Like Nakula, I am giving and compassionate, but also fail to replenish myself. Like Sahadeva, I enjoy engaging with challenges and knowledge at an abstract level, but sometimes also get trapped in intellectualism and lose my ability to be pragmatic. Draupadi’s resilience, her sharangati (absence of resistance to the Divine) and ability to confront people and situations is also in me, but like her, sometimes I tend to forget that no action is consequence-free. Like Karna, I too have admirable skills, but like him, for several decades I was entrapped in victimhood and held on to a disempowering notion of vulnerability.
Each of these archetypal aspects plays out relentlessly in our lives. Some of us may have an excessive engagement (ati yogam) with one of these propensities; insufficient (hina yogam) or absence of engagement (viyogam). Awareness of these imbalances is a first step towards integration of archetypes that results in inner harmony.

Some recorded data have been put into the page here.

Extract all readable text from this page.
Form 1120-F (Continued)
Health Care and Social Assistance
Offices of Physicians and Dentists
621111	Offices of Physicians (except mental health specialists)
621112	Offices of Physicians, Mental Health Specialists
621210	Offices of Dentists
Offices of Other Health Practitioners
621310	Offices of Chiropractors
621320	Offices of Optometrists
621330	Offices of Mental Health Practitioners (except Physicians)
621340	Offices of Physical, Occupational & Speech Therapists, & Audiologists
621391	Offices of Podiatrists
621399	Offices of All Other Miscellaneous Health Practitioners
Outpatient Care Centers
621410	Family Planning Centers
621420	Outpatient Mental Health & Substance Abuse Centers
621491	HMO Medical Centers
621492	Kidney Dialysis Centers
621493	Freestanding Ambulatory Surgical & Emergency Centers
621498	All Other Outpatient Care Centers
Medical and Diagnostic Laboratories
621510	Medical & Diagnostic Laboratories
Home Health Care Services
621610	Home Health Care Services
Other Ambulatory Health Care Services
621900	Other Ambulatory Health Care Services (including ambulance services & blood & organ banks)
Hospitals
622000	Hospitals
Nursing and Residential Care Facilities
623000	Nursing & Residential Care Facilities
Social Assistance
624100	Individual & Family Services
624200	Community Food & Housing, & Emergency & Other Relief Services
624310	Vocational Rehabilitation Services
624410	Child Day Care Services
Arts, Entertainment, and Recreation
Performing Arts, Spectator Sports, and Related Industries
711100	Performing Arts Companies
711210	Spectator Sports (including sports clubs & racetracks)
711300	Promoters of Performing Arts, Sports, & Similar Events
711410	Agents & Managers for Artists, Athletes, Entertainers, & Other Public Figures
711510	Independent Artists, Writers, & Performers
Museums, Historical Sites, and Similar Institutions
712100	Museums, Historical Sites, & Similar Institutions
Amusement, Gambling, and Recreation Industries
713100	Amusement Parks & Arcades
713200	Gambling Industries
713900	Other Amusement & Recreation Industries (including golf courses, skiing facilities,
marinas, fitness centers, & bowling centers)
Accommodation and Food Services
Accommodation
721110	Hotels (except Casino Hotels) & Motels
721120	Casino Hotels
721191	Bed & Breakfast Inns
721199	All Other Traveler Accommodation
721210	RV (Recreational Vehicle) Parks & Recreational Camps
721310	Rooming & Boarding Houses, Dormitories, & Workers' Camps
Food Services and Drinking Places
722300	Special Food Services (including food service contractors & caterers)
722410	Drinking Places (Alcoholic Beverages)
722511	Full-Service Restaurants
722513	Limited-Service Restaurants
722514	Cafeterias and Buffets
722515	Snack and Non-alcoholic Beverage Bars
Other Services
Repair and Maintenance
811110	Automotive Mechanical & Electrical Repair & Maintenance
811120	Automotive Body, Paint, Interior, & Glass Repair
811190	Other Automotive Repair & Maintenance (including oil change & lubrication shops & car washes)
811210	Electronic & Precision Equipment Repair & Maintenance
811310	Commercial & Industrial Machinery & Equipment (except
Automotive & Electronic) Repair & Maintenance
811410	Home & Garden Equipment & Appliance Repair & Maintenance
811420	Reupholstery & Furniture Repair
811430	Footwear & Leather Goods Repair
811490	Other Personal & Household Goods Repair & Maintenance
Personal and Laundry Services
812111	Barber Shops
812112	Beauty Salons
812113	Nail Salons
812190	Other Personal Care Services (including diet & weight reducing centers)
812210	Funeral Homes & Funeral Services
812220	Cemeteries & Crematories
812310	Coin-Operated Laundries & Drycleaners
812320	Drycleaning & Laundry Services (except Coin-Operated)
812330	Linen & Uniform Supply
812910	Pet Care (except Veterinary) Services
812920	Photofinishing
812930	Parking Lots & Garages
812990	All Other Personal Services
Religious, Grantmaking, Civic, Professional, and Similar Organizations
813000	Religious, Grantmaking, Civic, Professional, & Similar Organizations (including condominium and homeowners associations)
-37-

Each character was a mirror that helped me see myself clearly, once the layers of dust and debris began to cleave even ever so slightly. The archetypal energies embodied by each of these characters is universal and gender inclusive. Thus, each of us contains the polarities of the daivic (heroic) energy (represented by the Pandavas) and the asuric (shadow) energy (represented by the Kauravas) as also the daivic and asuric aspect of each Pandava character. Can I step back and look at all parts of myself with attentiveness, curiosity and compassion and hold them tentatively? Can I step back and look at the narrative I am creating about myself and the world and ask myself, “In doing what I am doing, what am I really doing?”
The exploration enabled me to realise that each of us is equally capable of behaving in a heroic or diabolical manner. If I don’t behave like the Kauravas in a situation, it because of viveka (discrimination) that leads me to make conscious responsible choices—choices that make all the difference if my life is lived meaningfully and purposefully—either in Kurukshetra (battlefield) or dharmakshetra (a sacred space). Each of us is a work in progress… on a sacred quest of becoming the best versions of ourselves… imbued with the fragrance of rasatmika (full of joy) and excellence.